Hollywood Nocturnes

Big paydirt.

2281 South Mariposa was a Mickey Cohen hideout, an armed fortress where the Mick’s triggers holed up during their many skirmishes with the Jack Dragna gang. It was steel-reinforced concrete; shitloads of canned goods in the bomb shelter/basement; racks of Tommys and pump shotguns behind fake walls covered by cheesecake pics. Only Mickey’s boys knew about the place–making it conclusive proof that Morris Hornbeck was connected to Gretchen Rae Shoftel. I drove to Jefferson and Mariposa–quicksville.

It was a block of wood frame houses, small, neatly tended, mostly owned by Japs sprung from the relocation camps, anxious to stick together and assert their independence in new territory. 2281 was as innocuous and sanitary as any pad on the block: Mickey had the best Jap gardener in the area. No cars were in the driveway; the cars parked curbside looked harmless enough, and the nearest local taking the sun was a guy sitting on a porch swing four houses down. I walked up to the front door, punched in a window, reached around to the latch and let myself in.

The living room–furnished by Mickey’s wife, Lavonne, with sofas and chairs from the Hadassah thrift shop–was tidy and totally silent. I was half expecting a killer hound to pounce on me before I snapped that Lavonne had forbid the Mick to get a dog because it might whiz on the carpeting. Then I caught the smell.

Decomposition hits you in the tear ducts and gut about simultaneously. I tied my handkerchief over my mouth and nose, grabbed a lamp for a weapon, and walked toward the stink. It was in the right front bedroom, and it was a doozie.

There were two stiffs–a dead man on the floor and another on the bed. The floor man was lying face down, with a white nightgown still pinned with a Bullocks price tag knotted around his neck. Congealed beef stew covered his face, the flesh cracked and red from scalding. A saucepan was upended a few feet away, holding the caked remains of the goo. Somebody was cooking when the altercation came down.

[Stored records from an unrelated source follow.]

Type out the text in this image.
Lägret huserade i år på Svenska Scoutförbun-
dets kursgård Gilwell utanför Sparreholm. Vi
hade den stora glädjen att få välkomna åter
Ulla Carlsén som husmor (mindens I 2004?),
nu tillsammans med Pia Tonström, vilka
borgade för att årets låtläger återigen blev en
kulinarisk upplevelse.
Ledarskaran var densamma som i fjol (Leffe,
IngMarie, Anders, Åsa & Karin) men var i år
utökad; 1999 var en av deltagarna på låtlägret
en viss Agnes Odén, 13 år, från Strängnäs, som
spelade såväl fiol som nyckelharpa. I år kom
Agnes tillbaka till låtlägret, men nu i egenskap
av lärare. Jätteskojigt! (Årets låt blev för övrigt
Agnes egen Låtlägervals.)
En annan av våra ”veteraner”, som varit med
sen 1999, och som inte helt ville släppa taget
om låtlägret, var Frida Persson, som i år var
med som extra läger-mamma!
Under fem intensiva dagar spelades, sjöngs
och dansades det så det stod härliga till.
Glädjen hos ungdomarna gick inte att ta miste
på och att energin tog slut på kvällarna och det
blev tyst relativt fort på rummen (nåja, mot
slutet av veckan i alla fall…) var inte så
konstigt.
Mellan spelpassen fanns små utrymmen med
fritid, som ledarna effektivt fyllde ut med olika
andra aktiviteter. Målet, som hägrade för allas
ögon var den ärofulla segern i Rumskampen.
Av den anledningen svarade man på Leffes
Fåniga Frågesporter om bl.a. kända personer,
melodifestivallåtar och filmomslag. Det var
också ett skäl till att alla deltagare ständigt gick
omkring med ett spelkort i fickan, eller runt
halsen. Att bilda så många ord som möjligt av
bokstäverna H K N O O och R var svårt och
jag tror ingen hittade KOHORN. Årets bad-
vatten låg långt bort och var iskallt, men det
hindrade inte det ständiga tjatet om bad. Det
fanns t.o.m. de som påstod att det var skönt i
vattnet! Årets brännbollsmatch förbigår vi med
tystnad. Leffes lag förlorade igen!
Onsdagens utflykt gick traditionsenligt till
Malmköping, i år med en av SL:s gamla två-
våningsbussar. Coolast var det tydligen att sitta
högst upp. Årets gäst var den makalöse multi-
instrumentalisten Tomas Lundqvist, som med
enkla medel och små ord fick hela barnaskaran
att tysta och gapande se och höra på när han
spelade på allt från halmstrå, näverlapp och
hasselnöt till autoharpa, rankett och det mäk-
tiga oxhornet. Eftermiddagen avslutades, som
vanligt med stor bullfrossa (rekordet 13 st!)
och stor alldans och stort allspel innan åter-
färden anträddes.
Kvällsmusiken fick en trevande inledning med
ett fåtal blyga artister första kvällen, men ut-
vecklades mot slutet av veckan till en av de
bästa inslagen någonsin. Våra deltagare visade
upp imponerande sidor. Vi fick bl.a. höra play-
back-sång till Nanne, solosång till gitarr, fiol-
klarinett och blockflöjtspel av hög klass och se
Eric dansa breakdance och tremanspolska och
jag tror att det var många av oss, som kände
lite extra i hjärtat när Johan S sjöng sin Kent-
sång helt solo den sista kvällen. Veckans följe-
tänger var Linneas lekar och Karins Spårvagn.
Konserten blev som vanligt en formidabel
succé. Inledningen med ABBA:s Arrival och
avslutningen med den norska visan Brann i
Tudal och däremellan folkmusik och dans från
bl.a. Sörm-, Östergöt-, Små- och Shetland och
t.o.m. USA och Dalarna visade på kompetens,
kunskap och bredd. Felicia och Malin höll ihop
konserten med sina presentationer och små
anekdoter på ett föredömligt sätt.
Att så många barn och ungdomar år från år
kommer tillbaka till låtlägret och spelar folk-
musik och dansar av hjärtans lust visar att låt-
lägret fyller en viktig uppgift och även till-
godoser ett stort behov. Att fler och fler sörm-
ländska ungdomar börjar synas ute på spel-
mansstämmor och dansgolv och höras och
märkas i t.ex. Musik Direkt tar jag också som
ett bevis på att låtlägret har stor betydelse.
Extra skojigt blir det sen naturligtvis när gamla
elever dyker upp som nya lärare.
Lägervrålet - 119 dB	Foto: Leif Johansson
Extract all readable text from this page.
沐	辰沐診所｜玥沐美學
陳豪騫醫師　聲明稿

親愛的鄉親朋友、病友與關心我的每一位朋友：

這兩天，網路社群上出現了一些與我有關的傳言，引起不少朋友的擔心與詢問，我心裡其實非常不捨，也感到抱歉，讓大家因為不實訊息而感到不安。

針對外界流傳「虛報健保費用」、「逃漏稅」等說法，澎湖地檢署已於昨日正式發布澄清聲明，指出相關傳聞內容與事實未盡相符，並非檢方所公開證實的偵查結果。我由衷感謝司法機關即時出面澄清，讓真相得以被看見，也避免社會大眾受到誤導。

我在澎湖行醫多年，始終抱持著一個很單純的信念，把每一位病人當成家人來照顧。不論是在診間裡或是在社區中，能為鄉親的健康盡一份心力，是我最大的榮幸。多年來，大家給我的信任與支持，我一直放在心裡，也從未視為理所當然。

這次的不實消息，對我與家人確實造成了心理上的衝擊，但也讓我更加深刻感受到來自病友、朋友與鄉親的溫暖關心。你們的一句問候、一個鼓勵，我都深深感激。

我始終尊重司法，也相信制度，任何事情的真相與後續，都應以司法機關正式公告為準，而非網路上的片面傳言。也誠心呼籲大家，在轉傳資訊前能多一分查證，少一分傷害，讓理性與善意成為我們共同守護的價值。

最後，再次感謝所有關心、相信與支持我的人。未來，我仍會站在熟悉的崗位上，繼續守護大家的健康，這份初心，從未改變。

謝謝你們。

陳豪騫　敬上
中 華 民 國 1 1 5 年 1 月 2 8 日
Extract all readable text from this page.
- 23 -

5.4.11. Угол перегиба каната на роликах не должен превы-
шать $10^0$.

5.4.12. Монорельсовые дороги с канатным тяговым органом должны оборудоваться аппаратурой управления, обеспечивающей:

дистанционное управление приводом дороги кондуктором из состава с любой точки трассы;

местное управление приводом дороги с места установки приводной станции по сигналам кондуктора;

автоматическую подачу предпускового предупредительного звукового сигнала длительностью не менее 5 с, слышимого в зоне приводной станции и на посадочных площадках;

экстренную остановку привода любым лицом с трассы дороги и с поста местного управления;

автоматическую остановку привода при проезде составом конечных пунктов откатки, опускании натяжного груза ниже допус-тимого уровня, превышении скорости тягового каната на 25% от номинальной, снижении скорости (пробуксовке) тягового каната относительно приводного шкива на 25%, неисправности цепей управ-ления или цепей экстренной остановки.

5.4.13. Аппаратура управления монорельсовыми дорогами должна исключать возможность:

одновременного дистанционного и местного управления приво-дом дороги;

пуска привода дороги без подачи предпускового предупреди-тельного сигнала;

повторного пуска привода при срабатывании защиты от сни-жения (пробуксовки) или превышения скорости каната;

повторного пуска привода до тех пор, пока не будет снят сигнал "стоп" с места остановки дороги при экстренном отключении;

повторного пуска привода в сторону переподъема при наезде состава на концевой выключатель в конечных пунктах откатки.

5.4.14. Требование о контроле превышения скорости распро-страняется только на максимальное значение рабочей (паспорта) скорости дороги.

I laid down the lamp and gave the floor stiff a detailed eyeing. He was fortyish, blond and fat; whoever killed him had tried to burn off his fingerprints–the tips on both hands were scorched black, which meant that the killer was an amateur: the only way to eliminate prints is to do some chopping. A hot plate was tossed in a corner near the bed; I checked it out and saw seared skin stuck to the coils. The bed stiff was right there, so I took a deep breath, tightened my mask and examined him. He was an old guy, skinny, dressed in clothes too heavy for winter LA. There was not one mark of any kind on him; his singed-fingered hands had been folded neatly on his chest, rest in peace, like a mortician had done the job. I checked his coat and trouser pockets– goose egg–and gave him a few probes for broken bones. Double gooser. Just then a maggot crawled out of his gaping mouth, doing a spastic little Lindy Hop on the tip of his tongue.

I walked back into the living room, picked up the phone and called a man who owes me a big, big favor pertaining to his wife’s association with a Negro nun and a junior congressman from Whittier. The man is a crime-scene technician with the Sheriff’s Department; a med school dropout adept at spotchecking cadavers and guessing causes of death. He promised to be at 2281 South Mariposa within the hour in an unmarked car–ten minutes of forensic expertise in exchange for my erasure of his debt.

I went back to the bedroom, carrying a pot of Lavonne Cohen’s geraniums to help kill the stink. The floor stiff’s pockets had been picked clean; the bed stiff had no bruises on his head, and there were now two maggots doing a Tango across his nose. Morris Hornbeck, a pro, probably packed a silencered heater like most Mickey muscle–he looked too scrawny to be a hand-tohand killer. I was starting to make Gretchen Rae Shoftel for the snuffs–and I was starting to like her.